Nach dieser unruhigen Nacht versuchen wir am Morgen so lange wie möglich zu schlafen. Das fällt uns auch nicht schwer, denn es regnet in Strömen.
Gegen Mittag fahren wir nach Issoire. Dort steht eine der schönsten Kirchen, die wir kennen. Die Hauptsehenswürdigkeit des Ortes ist die Basilika St. Julien, die in der Tat bemerkenswert ist, da sie überwiegend romanischen Ursprungs ist. Das sieht man schon an der äußeren Form der geduckten Türme, aber noch mehr an den Rundbögen und den maurisch rot-weiß gestreiften Säulen im Inneren der Kirche. Wunderschön.
Der Ort ist heute menschenleer. Heute ist Feiertag (Tag des Waffenstillstands 1945), im Zentrum hat wohl eine Gedenkveranstaltung stattgefunden. Einzelne Soldaten in Galauniform sind noch auf den Straßen zu sehen.

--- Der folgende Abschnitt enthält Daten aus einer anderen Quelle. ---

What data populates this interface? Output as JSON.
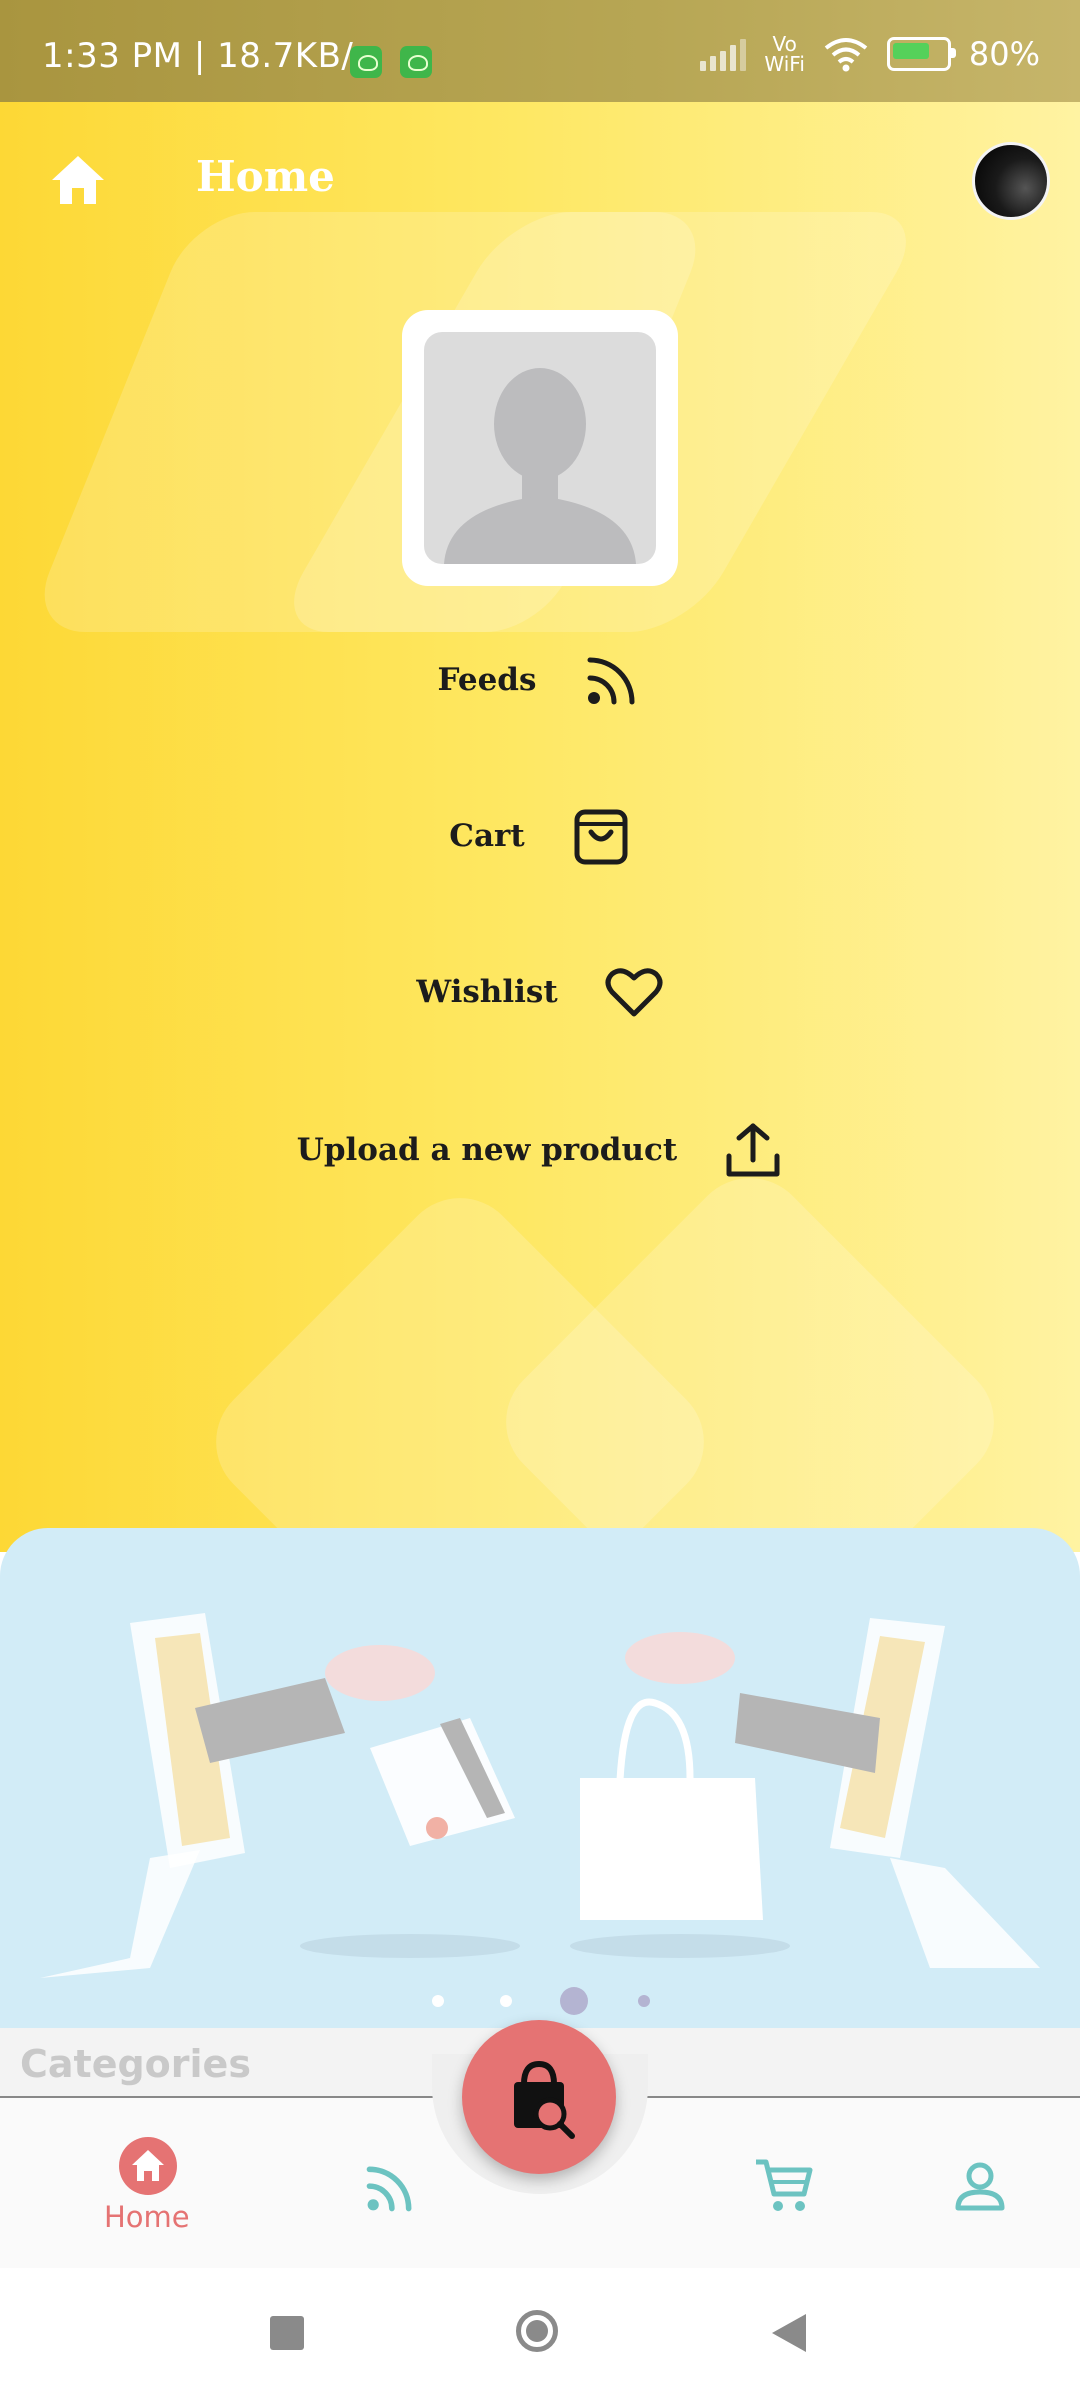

In Issoire sehen wir wieder einen der in Frankreich immer zahlreicher werdenden Pizza-Automaten. Rund um die Uhr kann man auf dem Display verschiedene Pizzen auswählen und kaufen. Ob in dem Automaten kleine italienische Heinzelmännchen die Pizzen backen, wissen wir nicht. Aber aus dem Ausgabeschacht riecht es lecker nach frisch gebackener Pizza. Vielleicht probieren wir das bei nächster Gelegenheit einmal aus.

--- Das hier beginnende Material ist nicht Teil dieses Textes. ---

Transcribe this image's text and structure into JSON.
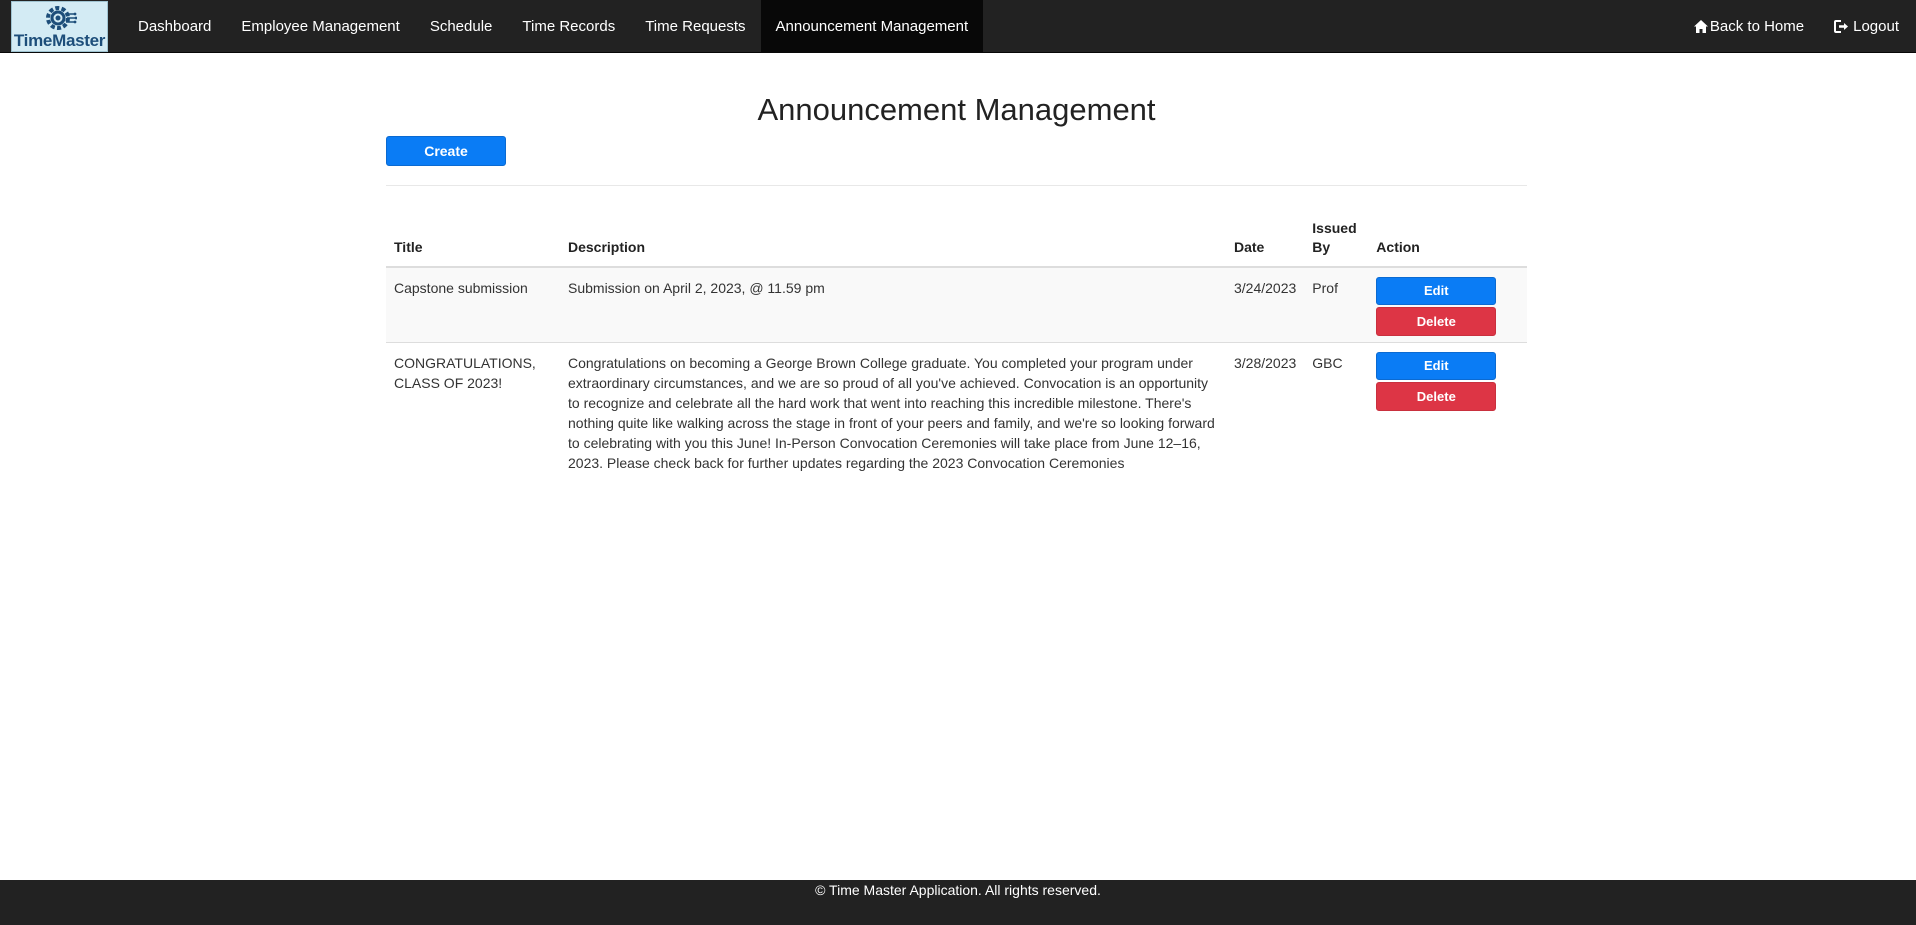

Wir fahren, wieder im Regen, nach Brioude und übernachten auf dem parkähnlichen Stellplatz an der Stadtmauer.
Heute Nacht hat ein Sturm das Wohnmobil kräftig durchgeschüttelt. Es bleibt leider regnerisch. Zum Frühstück fahren wir in die Stadt. In der Tageszeitung lesen wir einen Bericht über die Schaufensterdekorationen in Brioude. Viele Schaufenster sind mit Motiven der “Tour de France” bemalt. Am 14. Juli (also sogar am Nationalfeiertag der Franzosen) ist Brioude der Zielort der Tour. Es ist immer wieder faszinierend, welchen Stellenwert dieses Radrennen in Frankreich hat. Schon zwei Monate vorher spürt man die Spannung und Vorfreude auf dieses Ereignis in der Stadt.

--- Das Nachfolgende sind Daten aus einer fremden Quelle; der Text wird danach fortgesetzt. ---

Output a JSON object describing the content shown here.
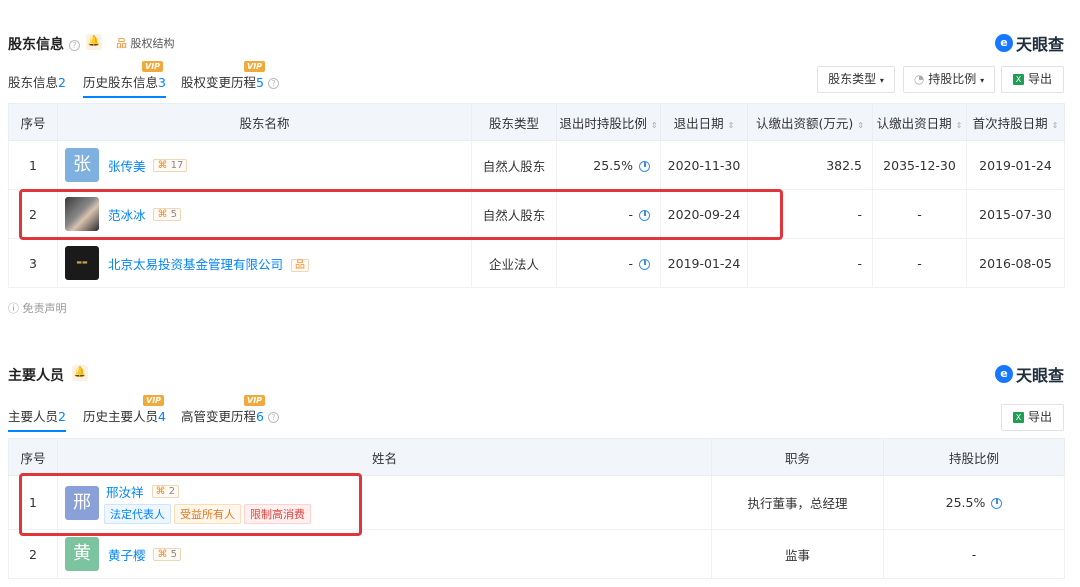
{
  "shareholders": {
    "title": "股东信息",
    "equity_link": "股权结构",
    "brand": "天眼查",
    "tabs": [
      {
        "label": "股东信息",
        "count": "2",
        "vip": ""
      },
      {
        "label": "历史股东信息",
        "count": "3",
        "vip": "VIP"
      },
      {
        "label": "股权变更历程",
        "count": "5",
        "vip": "VIP"
      }
    ],
    "filters": {
      "type": "股东类型",
      "ratio": "持股比例",
      "export": "导出"
    },
    "columns": [
      "序号",
      "股东名称",
      "股东类型",
      "退出时持股比例",
      "退出日期",
      "认缴出资额(万元)",
      "认缴出资日期",
      "首次持股日期"
    ],
    "rows": [
      {
        "index": "1",
        "avatar_char": "张",
        "name": "张传美",
        "tag_count": "17",
        "type": "自然人股东",
        "exit_ratio": "25.5%",
        "exit_date": "2020-11-30",
        "amount": "382.5",
        "sub_date": "2035-12-30",
        "first_date": "2019-01-24"
      },
      {
        "index": "2",
        "avatar_char": "",
        "name": "范冰冰",
        "tag_count": "5",
        "type": "自然人股东",
        "exit_ratio": "-",
        "exit_date": "2020-09-24",
        "amount": "-",
        "sub_date": "-",
        "first_date": "2015-07-30"
      },
      {
        "index": "3",
        "avatar_char": "",
        "name": "北京太易投资基金管理有限公司",
        "tag_count": "",
        "type": "企业法人",
        "exit_ratio": "-",
        "exit_date": "2019-01-24",
        "amount": "-",
        "sub_date": "-",
        "first_date": "2016-08-05"
      }
    ],
    "disclaimer": "免责声明"
  },
  "personnel": {
    "title": "主要人员",
    "brand": "天眼查",
    "tabs": [
      {
        "label": "主要人员",
        "count": "2",
        "vip": ""
      },
      {
        "label": "历史主要人员",
        "count": "4",
        "vip": "VIP"
      },
      {
        "label": "高管变更历程",
        "count": "6",
        "vip": "VIP"
      }
    ],
    "export": "导出",
    "columns": [
      "序号",
      "姓名",
      "职务",
      "持股比例"
    ],
    "rows": [
      {
        "index": "1",
        "avatar_char": "邢",
        "name": "邢汝祥",
        "tag_count": "2",
        "chips": [
          "法定代表人",
          "受益所有人",
          "限制高消费"
        ],
        "position": "执行董事，总经理",
        "ratio": "25.5%"
      },
      {
        "index": "2",
        "avatar_char": "黄",
        "name": "黄子樱",
        "tag_count": "5",
        "chips": [],
        "position": "监事",
        "ratio": "-"
      }
    ]
  },
  "colors": {
    "accent": "#0084ff",
    "highlight": "#e0363b",
    "vip": "#f0a93b",
    "header_bg": "#f2f6fb"
  }
}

Ein Mix aus Regen und Sonnenschein begleitet uns auf dem Weg zu unserem nächsten Etappenziel: Aurillac. Diesen Ort kennen wir von früheren Fahrten, er gibt touristisch nicht viel her. Deshalb steuern wir nur den örtlichen Übernachtungsplatz an. Der offizielle Stellplatz von Aurillac ist allerdings unterirdisch schlecht, direkt an der Hauptstraße und sehr ungepflegt. Wir suchen ziemlich lange, bis wir schließlich beim Krankenhaus auf einem abgelegenen Parkplatz ganz allein eine wunderbar ruhige Nacht verbringen.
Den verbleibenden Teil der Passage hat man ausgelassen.